Callanan, who was awarded the Connacht Club Volunteer of the Year earlier this year, was desperate to provide the club with a sustainable future, and returned as treasurer to give the club a financial platform to build from.

“Everything has gone crazy so we have to look at all of our costs and try to minimise wherever we can,” said Callanan.

“The two big ones would have been electricity and oil. Very little we can do in terms of the cost of oil but the gas price never really went crazy like electricity did.

“We would never have thought of putting in solar panels two years ago because the unit price of electricity was 16c, 17c a unit. The payback would have been 12, 13 years on the solar panels back then.

“But with the energy crisis our unit price went up to a high of 70c a unit. So the payback period was much shorter. The whole system cost us €12,000 [about £10,500] plus VAT. So our payback is a little over three years.

“And we try now to be much more economical with appliances. Fridges are knocked off at night, the heating only comes on at certain times. If there is a day when the clubhouse is closed there will be no heat on.

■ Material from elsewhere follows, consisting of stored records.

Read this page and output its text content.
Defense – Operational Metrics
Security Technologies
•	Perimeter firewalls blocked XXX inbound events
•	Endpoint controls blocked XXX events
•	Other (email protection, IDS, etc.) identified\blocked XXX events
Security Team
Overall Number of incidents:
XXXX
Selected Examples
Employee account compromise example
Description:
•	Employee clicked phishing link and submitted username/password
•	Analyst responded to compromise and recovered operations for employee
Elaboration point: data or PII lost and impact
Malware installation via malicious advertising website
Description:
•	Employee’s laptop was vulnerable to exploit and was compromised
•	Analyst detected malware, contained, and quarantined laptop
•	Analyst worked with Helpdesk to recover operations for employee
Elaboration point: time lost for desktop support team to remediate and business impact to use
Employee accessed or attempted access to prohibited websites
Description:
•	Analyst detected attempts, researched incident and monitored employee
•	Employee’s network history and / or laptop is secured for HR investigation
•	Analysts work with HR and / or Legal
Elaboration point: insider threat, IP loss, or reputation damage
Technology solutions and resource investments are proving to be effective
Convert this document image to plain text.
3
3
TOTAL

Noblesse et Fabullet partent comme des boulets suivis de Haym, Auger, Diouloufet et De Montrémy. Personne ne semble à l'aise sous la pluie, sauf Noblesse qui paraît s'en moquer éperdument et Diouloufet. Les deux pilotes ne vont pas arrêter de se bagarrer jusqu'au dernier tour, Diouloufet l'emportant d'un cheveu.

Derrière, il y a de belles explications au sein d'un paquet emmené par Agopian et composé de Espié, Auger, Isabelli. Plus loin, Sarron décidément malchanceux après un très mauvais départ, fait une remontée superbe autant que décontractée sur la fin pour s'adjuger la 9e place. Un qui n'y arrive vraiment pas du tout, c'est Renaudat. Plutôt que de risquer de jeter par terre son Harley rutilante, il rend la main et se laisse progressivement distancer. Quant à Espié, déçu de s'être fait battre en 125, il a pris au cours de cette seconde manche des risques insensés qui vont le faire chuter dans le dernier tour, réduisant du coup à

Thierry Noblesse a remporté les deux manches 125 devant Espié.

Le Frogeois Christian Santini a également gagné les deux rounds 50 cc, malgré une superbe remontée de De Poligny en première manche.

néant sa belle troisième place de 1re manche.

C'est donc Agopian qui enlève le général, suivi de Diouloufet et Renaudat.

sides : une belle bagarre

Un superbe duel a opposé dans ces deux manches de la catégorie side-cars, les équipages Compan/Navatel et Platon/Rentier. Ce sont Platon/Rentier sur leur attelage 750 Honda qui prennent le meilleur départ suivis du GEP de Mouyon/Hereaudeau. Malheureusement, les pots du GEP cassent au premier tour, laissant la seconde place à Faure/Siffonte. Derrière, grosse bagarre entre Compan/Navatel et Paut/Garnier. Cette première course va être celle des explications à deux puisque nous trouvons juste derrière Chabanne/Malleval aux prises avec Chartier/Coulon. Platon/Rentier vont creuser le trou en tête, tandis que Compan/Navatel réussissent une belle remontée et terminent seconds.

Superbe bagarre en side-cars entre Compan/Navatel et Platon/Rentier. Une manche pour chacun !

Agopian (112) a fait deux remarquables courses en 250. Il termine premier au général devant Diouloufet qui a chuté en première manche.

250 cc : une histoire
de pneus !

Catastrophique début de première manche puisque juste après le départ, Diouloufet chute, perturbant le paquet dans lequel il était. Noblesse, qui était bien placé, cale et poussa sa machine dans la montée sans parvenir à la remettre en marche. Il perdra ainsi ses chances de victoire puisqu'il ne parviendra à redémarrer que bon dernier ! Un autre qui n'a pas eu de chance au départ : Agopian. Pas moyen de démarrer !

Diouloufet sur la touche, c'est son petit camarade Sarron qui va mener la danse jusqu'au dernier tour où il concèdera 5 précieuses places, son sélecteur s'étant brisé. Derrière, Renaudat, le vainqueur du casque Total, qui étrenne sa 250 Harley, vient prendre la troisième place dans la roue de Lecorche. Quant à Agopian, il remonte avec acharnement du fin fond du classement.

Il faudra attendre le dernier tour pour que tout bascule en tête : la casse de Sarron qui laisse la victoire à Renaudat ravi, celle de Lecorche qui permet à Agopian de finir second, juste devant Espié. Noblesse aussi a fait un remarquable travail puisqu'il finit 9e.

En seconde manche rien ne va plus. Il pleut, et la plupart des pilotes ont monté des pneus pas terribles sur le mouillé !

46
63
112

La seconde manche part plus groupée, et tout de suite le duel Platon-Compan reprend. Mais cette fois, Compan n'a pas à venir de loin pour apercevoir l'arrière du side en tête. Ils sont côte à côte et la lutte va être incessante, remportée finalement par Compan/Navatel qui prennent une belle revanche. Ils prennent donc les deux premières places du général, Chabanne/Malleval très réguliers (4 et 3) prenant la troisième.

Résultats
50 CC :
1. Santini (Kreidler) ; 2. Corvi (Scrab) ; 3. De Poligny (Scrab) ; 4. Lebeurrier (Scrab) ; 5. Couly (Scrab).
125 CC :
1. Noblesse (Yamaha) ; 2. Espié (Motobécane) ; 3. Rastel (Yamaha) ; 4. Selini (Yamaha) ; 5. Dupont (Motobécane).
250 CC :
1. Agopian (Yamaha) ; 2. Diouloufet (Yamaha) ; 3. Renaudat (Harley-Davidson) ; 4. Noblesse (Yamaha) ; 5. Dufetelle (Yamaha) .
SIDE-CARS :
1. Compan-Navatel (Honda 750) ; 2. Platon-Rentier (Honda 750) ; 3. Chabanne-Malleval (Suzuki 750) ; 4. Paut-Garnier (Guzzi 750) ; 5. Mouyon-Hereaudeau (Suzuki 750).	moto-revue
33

“We just became more aware of the costs that were involved because of the huge increase.

“We also got a big influx of members, as everybody did, in 2020. That enabled us to clear our overdraft and in the first year we put ourselves on a more steady financial footing. The second year we managed to hold onto those members which meant that we were able to build a surplus.

“We installed a new irrigation system around our greens. Before that in periods of drought greenkeepers would have to come in at 10pm and hand-water the greens which was a backward step. Our new sprinkler system was all automated and has cut down our wage bill.

“We built a new clubhouse 40 years ago. The car park that was put in was okay but it was only tar and chip, and it wasn’t tarmacked. So when you drove in you were driving into this potholed, gravely car park. The first impression you got was of a run-down place, it let the club down.

“So we re-surfaced the car park and relined it last year. It makes a huge first impression when you drive into Loughrea Golf Club now.”